Comments for author File: Comments.pdf
Author Response
Reviewer 2: The revised paper is dedicated to a very interesting topic of distinguishing between genetic and environmental components of variability, i.e. the problem as old and still actual as the whole genetics. This manuscript is well written and illustrated, so I can recommend to publish this work in Plants. I have some minor concerns mostly about style and, in several minute aspects, language (see attached manuscript file with corrections and comments). As for more serious suggestions, I would recommend authors to make the statistical part(s) more concise. There are statements that some features differed between specimens/trials 'clearly' or 'less markedly' (subsection 2.2), but only statistical significance is important. It is necessary to add any indicators of significance of differences in all boxplots (Fig. 3 and supplement). After taking suggestions into account, the reviewed work can be recommeded for publication.
We agree with all comments of reviewer 2 and amended the manuscript accordingly (displayed in blue font in the text), with the following exceptions:
We prefer to keep the term “mountain range”. We believe that this term is appropriate (a mountain range can comprise several mountain ridges, which is the case for the mountains described in this study) and also want to be consistent with earlier studies conducted with the same biological material from the same mountains (Kaplenig et al. 2022, Wos et al. 2022).
In the abstract, “large starch grains” is correct, not “larger starch grains”, as the alpine ecotype had large starch grains, whereas the foothill one had no starch grains at al.

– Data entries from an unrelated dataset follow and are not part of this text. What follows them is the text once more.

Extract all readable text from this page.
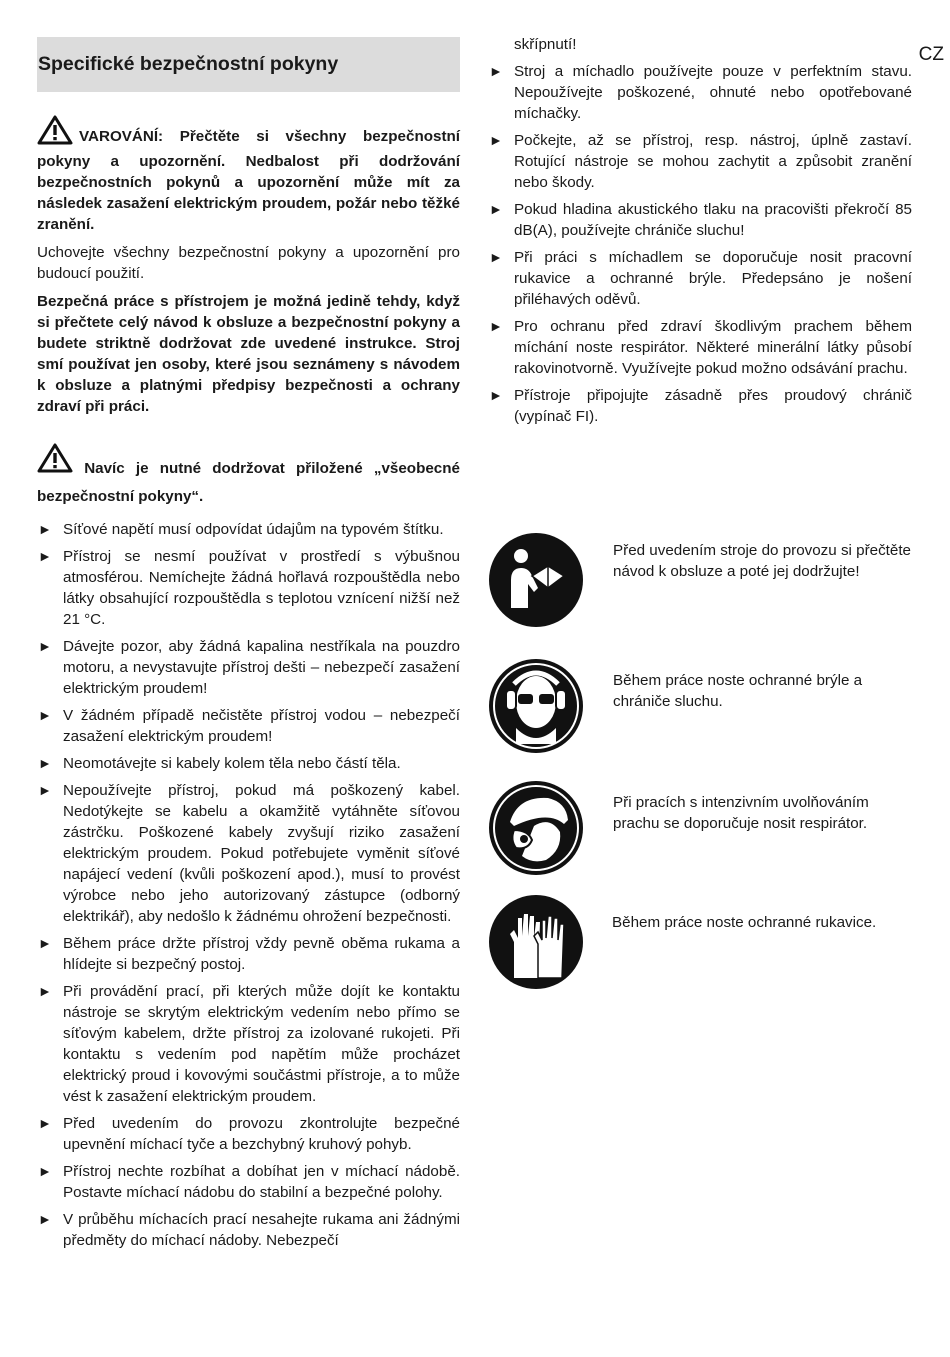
CZ
Specifické bezpečnostní pokyny

VAROVÁNÍ: Přečtěte si všechny bezpečnostní pokyny a upozornění. Nedbalost při dodržování bezpečnostních pokynů a upozornění může mít za následek zasažení elektrickým proudem, požár nebo těžké zranění.

Uchovejte všechny bezpečnostní pokyny a upozornění pro budoucí použití.

Bezpečná práce s přístrojem je možná jedině tehdy, když si přečtete celý návod k obsluze a bezpečnostní pokyny a budete striktně dodržovat zde uvedené instrukce. Stroj smí používat jen osoby, které jsou seznámeny s návodem k obsluze a platnými předpisy bezpečnosti a ochrany zdraví při práci.

Navíc je nutné dodržovat přiložené „všeobecné bezpečnostní pokyny“.

► Síťové napětí musí odpovídat údajům na typovém štítku.
► Přístroj se nesmí používat v prostředí s výbušnou atmosférou. Nemíchejte žádná hořlavá rozpouštědla nebo látky obsahující rozpouštědla s teplotou vznícení nižší než 21 °C.
► Dávejte pozor, aby žádná kapalina nestříkala na pouzdro motoru, a nevystavujte přístroj dešti – nebezpečí zasažení elektrickým proudem!
► V žádném případě nečistěte přístroj vodou – nebezpečí zasažení elektrickým proudem!
► Neomotávejte si kabely kolem těla nebo částí těla.
► Nepoužívejte přístroj, pokud má poškozený kabel. Nedotýkejte se kabelu a okamžitě vytáhněte síťovou zástrčku. Poškozené kabely zvyšují riziko zasažení elektrickým proudem. Pokud potřebujete vyměnit síťové napájecí vedení (kvůli poškození apod.), musí to provést výrobce nebo jeho autorizovaný zástupce (odborný elektrikář), aby nedošlo k žádnému ohrožení bezpečnosti.
► Během práce držte přístroj vždy pevně oběma rukama a hlídejte si bezpečný postoj.
► Při provádění prací, při kterých může dojít ke kontaktu nástroje se skrytým elektrickým vedením nebo přímo se síťovým kabelem, držte přístroj za izolované rukojeti. Při kontaktu s vedením pod napětím může procházet elektrický proud i kovovými součástmi přístroje, a to může vést k zasažení elektrickým proudem.
► Před uvedením do provozu zkontrolujte bezpečné upevnění míchací tyče a bezchybný kruhový pohyb.
► Přístroj nechte rozbíhat a dobíhat jen v míchací nádobě. Postavte míchací nádobu do stabilní a bezpečné polohy.
► V průběhu míchacích prací nesahejte rukama ani žádnými předměty do míchací nádoby. Nebezpečí
skřípnutí!
► Stroj a míchadlo používejte pouze v perfektním stavu. Nepoužívejte poškozené, ohnuté nebo opotřebované míchačky.
► Počkejte, až se přístroj, resp. nástroj, úplně zastaví. Rotující nástroje se mohou zachytit a způsobit zranění nebo škody.
► Pokud hladina akustického tlaku na pracovišti překročí 85 dB(A), používejte chrániče sluchu!
► Při práci s míchadlem se doporučuje nosit pracovní rukavice a ochranné brýle. Předepsáno je nošení přiléhavých oděvů.
► Pro ochranu před zdraví škodlivým prachem během míchání noste respirátor. Některé minerální látky působí rakovinotvorně. Využívejte pokud možno odsávání prachu.
► Přístroje připojujte zásadně přes proudový chránič (vypínač FI).
Před uvedením stroje do provozu si přečtěte návod k obsluze a poté jej dodržujte!
Během práce noste ochranné brýle a chrániče sluchu.
Při pracích s intenzivním uvolňováním prachu se doporučuje nosit respirátor.
Během práce noste ochranné rukavice.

It seems that it was not clear that all statistical details are provided in the Supplementary Material. Showing asterisks in the boxplots would not be compatible with two-factorial linear mixed models. All statements “clearly differed” and “differed less markedly” referred to statistically significant differences; the latter term has been removed nonetheless (we wanted to stress the amplitude of the differences, e.g. although statistically significant, small differences may be less meaningful in a biological sense). However, in some cases, references to the Supplementary Tables were missing and these are now included.
Finally, we appreciate the reviewer’s comment on plasticity! We are aware that our test for differences in the extent of plasticity does not allow to distinguish between the plasticity of single individuals (genotypes) and genomic variability (potentially available genomic polymorphism) within a population. Both, increased plasticity and genomic variability could be selected for in variable environments. This aspect would be an interesting and promising aspect for further studies in the model plant, but this was not within the remits of this study.